A uniform space is ultrametric if the uniformity 𝓤 X has a basis of equivalence relations.

• hasBasis : (uniformity X).HasBasis (fun (s : Set (X × X)) => s ∈ uniformity X ∧ IsSymmetricRel s ∧ IsTransitiveRel s) id

theorem IsUltraUniformity.mk_of_hasBasis {X : Type u_1} [UniformSpace X] {ι : Type u_2} {p : ι → Prop} {s : ι → Set (X × X)} (h_basis : (uniformity X).HasBasis p s) (h_symm : ∀ (i : ι), p i → IsSymmetricRel (s i)) (h_trans : ∀ (i : ι), p i → IsTransitiveRel (s i)) : IsUltraUniformity X

theorem IsTransitiveRel.isOpen_ball_of_mem_uniformity {X : Type u_1} [UniformSpace X] (x : X) {V : Set (X × X)} (h : IsTransitiveRel V) (h' : V ∈ uniformity X) : IsOpen (UniformSpace.ball x V)

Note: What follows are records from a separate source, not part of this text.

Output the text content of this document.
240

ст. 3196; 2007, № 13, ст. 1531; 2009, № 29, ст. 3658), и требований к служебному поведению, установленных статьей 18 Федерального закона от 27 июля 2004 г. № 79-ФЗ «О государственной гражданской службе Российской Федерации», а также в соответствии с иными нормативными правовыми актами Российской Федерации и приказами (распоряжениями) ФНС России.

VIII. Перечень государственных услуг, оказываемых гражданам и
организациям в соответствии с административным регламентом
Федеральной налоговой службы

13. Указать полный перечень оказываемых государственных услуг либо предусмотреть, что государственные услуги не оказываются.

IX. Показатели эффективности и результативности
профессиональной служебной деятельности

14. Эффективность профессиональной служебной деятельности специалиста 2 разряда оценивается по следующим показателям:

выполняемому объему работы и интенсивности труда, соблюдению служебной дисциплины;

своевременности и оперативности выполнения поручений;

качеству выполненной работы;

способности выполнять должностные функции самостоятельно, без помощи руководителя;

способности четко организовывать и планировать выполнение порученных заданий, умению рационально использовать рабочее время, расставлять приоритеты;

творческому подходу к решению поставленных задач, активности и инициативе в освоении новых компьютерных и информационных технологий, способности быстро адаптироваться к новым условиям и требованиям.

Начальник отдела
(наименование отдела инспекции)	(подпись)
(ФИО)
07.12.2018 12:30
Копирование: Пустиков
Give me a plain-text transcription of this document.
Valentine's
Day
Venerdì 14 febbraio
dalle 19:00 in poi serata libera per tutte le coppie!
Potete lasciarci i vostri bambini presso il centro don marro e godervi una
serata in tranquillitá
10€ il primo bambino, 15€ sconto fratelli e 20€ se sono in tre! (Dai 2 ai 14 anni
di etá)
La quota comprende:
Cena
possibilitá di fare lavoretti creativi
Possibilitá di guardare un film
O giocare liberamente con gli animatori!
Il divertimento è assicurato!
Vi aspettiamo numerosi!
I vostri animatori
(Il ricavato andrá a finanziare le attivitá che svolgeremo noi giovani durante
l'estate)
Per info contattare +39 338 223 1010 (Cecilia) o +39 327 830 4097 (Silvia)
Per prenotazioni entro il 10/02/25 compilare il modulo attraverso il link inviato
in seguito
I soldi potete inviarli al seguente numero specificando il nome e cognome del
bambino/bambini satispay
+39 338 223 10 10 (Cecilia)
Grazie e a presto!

theorem UniformSpace.isClosed_ball_of_isSymmetricRel_of_isTransitiveRel_of_mem_uniformity {X : Type u_1} [UniformSpace X] (x : X) {V : Set (X × X)} (h_symm : IsSymmetricRel V) (h_trans : IsTransitiveRel V) (h' : V ∈ uniformity X) : IsClosed (ball x V)

theorem UniformSpace.isClopen_ball_of_isSymmetricRel_of_isTransitiveRel_of_mem_uniformity {X : Type u_1} [UniformSpace X] (x : X) {V : Set (X × X)} (h_symm : IsSymmetricRel V) (h_trans : IsTransitiveRel V) (h' : V ∈ uniformity X) : IsClopen (ball x V)

theorem UniformSpace.nhds_basis_clopens {X : Type u_1} [UniformSpace X] [IsUltraUniformity X] (x : X) : (nhds x).HasBasis (fun (s : Set X) => x ∈ s ∧ IsClopen s) id

theorem TopologicalSpace.isTopologicalBasis_clopens {X : Type u_1} [UniformSpace X] [IsUltraUniformity X] : IsTopologicalBasis {s : Set X | IsClopen s}

A uniform space with a nonarchimedean uniformity is zero-dimensional.